Elvis held up his hand, holding the man off, as he yanked his cell phone out of his pocket. He scrolled until he found Blaze’s contact number and then hit CALL as he blew out a breath.

“Yo,” came the reply, upbeat and caffeinated as always. “I thought you were busy with Sage’s brothers. How they doing?”

“They’re doing great,” he said. “Hawk and I will head back to join them soon. Look, I need a favor, and it’s going to sound pretty strange.”

Blaze chuckled. “Won’t be the first time someone from this team’s asked something strange of me. Shoot.”

“I need you to run a name for me. Julia Moretti. She’d be thirty-one now. I need you to find anything you can on her. Current address, social media, DMV records. Hell, think outside the box if you have to.
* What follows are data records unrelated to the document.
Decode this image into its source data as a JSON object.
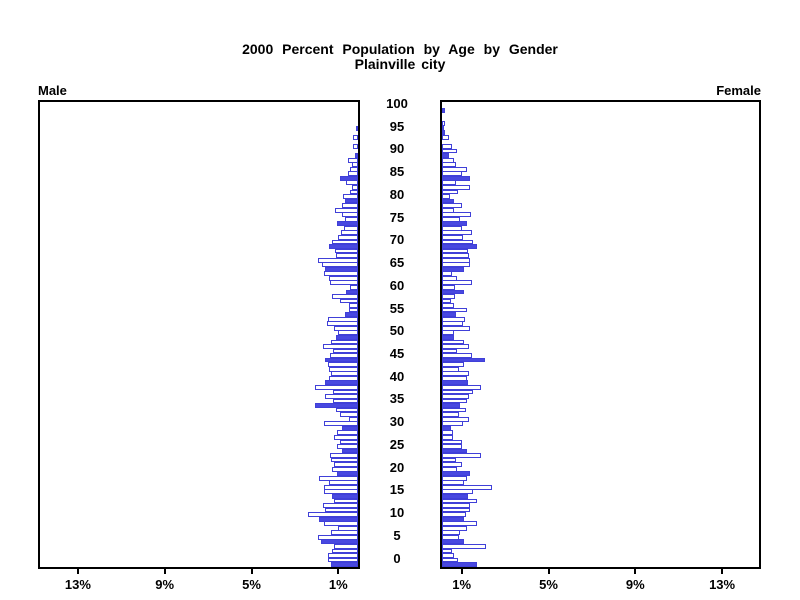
{
  "title": {
    "line1": "2000 Percent Population by Age by Gender",
    "line2": "Plainville city"
  },
  "axis": {
    "male_label": "Male",
    "female_label": "Female"
  },
  "chart_data": {
    "type": "bar",
    "subtype": "population-pyramid",
    "title": "2000 Percent Population by Age by Gender",
    "subtitle": "Plainville city",
    "unit": "percent of population",
    "age_min": 0,
    "age_max": 100,
    "age_tick_labels": [
      0,
      5,
      10,
      15,
      20,
      25,
      30,
      35,
      40,
      45,
      50,
      55,
      60,
      65,
      70,
      75,
      80,
      85,
      90,
      95,
      100
    ],
    "x_tick_percents": [
      1,
      5,
      9,
      13
    ],
    "x_tick_labels": [
      "1%",
      "5%",
      "9%",
      "13%"
    ],
    "xlim": [
      0,
      14.8
    ],
    "filled_age_interval": 5,
    "legend": "bars at ages divisible by 5 are solid filled, others outlined",
    "colors": {
      "bar_fill": "#4848e0",
      "bar_outline": "#4040d8",
      "frame": "#000000"
    },
    "series": [
      {
        "name": "Male",
        "side": "left",
        "values": [
          1.25,
          1.4,
          1.4,
          1.2,
          1.1,
          1.7,
          1.85,
          1.25,
          0.9,
          1.55,
          1.8,
          2.3,
          1.5,
          1.6,
          1.1,
          1.2,
          1.55,
          1.55,
          1.35,
          1.8,
          0.95,
          1.2,
          1.1,
          1.25,
          1.3,
          0.75,
          0.95,
          0.85,
          1.1,
          0.95,
          0.75,
          1.55,
          0.4,
          0.85,
          1.0,
          2.0,
          1.15,
          1.5,
          1.15,
          2.0,
          1.5,
          1.35,
          1.25,
          1.35,
          1.4,
          1.5,
          1.3,
          1.15,
          1.6,
          1.25,
          1.0,
          0.9,
          1.1,
          1.45,
          1.4,
          0.6,
          0.4,
          0.4,
          0.85,
          1.2,
          0.55,
          0.35,
          1.3,
          1.35,
          1.55,
          1.5,
          1.65,
          1.85,
          1.0,
          1.05,
          1.35,
          1.2,
          0.9,
          0.8,
          0.65,
          0.95,
          0.6,
          0.75,
          1.05,
          0.75,
          0.6,
          0.7,
          0.35,
          0.3,
          0.55,
          0.85,
          0.45,
          0.35,
          0.3,
          0.45,
          0.15,
          0,
          0.25,
          0,
          0.25,
          0,
          0.1,
          0,
          0,
          0,
          0
        ]
      },
      {
        "name": "Female",
        "side": "right",
        "values": [
          1.6,
          0.75,
          0.55,
          0.45,
          2.05,
          1.0,
          0.8,
          0.85,
          1.15,
          1.6,
          1.0,
          1.1,
          1.3,
          1.3,
          1.6,
          1.2,
          1.45,
          2.3,
          1.0,
          1.15,
          1.3,
          0.7,
          0.9,
          0.65,
          1.8,
          1.15,
          0.9,
          0.9,
          0.5,
          0.5,
          0.4,
          0.95,
          1.25,
          0.8,
          1.1,
          0.85,
          1.15,
          1.25,
          1.45,
          1.8,
          1.2,
          1.15,
          1.25,
          0.8,
          1.0,
          2.0,
          1.4,
          0.7,
          1.25,
          1.0,
          0.55,
          0.55,
          1.3,
          0.95,
          1.05,
          0.65,
          1.15,
          0.55,
          0.4,
          0.6,
          1.0,
          0.6,
          1.4,
          0.7,
          0.45,
          1.0,
          1.3,
          1.3,
          1.25,
          1.2,
          1.6,
          1.45,
          0.95,
          1.4,
          0.9,
          1.15,
          0.85,
          1.35,
          0.55,
          0.9,
          0.55,
          0.35,
          0.75,
          1.3,
          0.65,
          1.3,
          0.9,
          1.15,
          0.65,
          0.55,
          0.3,
          0.7,
          0.45,
          0,
          0.3,
          0.15,
          0.1,
          0.15,
          0,
          0,
          0.15
        ]
      }
    ]
  }
}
She was born in Tupelo. Went to the same high school as me until she was sixteen. Parents are Vincent and Carmela Moretti. An Italian-American family.”

There was a long pause. “All right… wow. You weren’t kidding. Mind giving me some context?”

“I think I just saw a ghost,” Elvis replied as he glanced back to where he thought he had seen her.

“All right. I’ll see if this ghost exists somewhere. Give me a few minutes. I’ll call you right back.”

Elvis nodded as he ended the call and slid his phone back into his pocket. Hawk stared at him with questions all over his face, but Elvis simply shook his head. He wasn’t sure what to tell the man yet.

Hawk nodded as he moved to step to the side. “All right. I’ll give Levi a call and check in while you wait for your phone call.”

Elvis simply nodded as he leaned back against the wall next to a fake jade planter and tried to steady his breathing. He hadn’t thought about her in years; at least not the way he used to. He remembered everything about her, though. Her birthday, that stupid song she liked that she just had to belt out when it came on the radio, the way she smiled at him when the lights were low. He remembered how much they were in love and talked about a future together. He had even bought her an engagement ring.

However, the sharpness of that pain, the gaping wound she left behind when she simply walked out in the middle of the night without so much as a note or a phone call, had dulled into scar tissue. At least he thought it had.

But seeing her now? If that was her he saw, that is. It was like pressing a thumb into that scar and finding out it still bled.

The woman had haunted him for years, especially with the way she had left. She wasn’t just his high school sweetheart. She was the plan. The future. His future. The ring had been in his sock drawer, wrapped in a blue velvet pouch. He was going to ask her after graduation, take her to New York for pizza and that Broadway show she loved. He was going to build a life with her.

He reached under his shirt and pulled out the small white-gold promise ring she gave him a few weeks before she had disappeared, wondering if she had kept the one he gave her.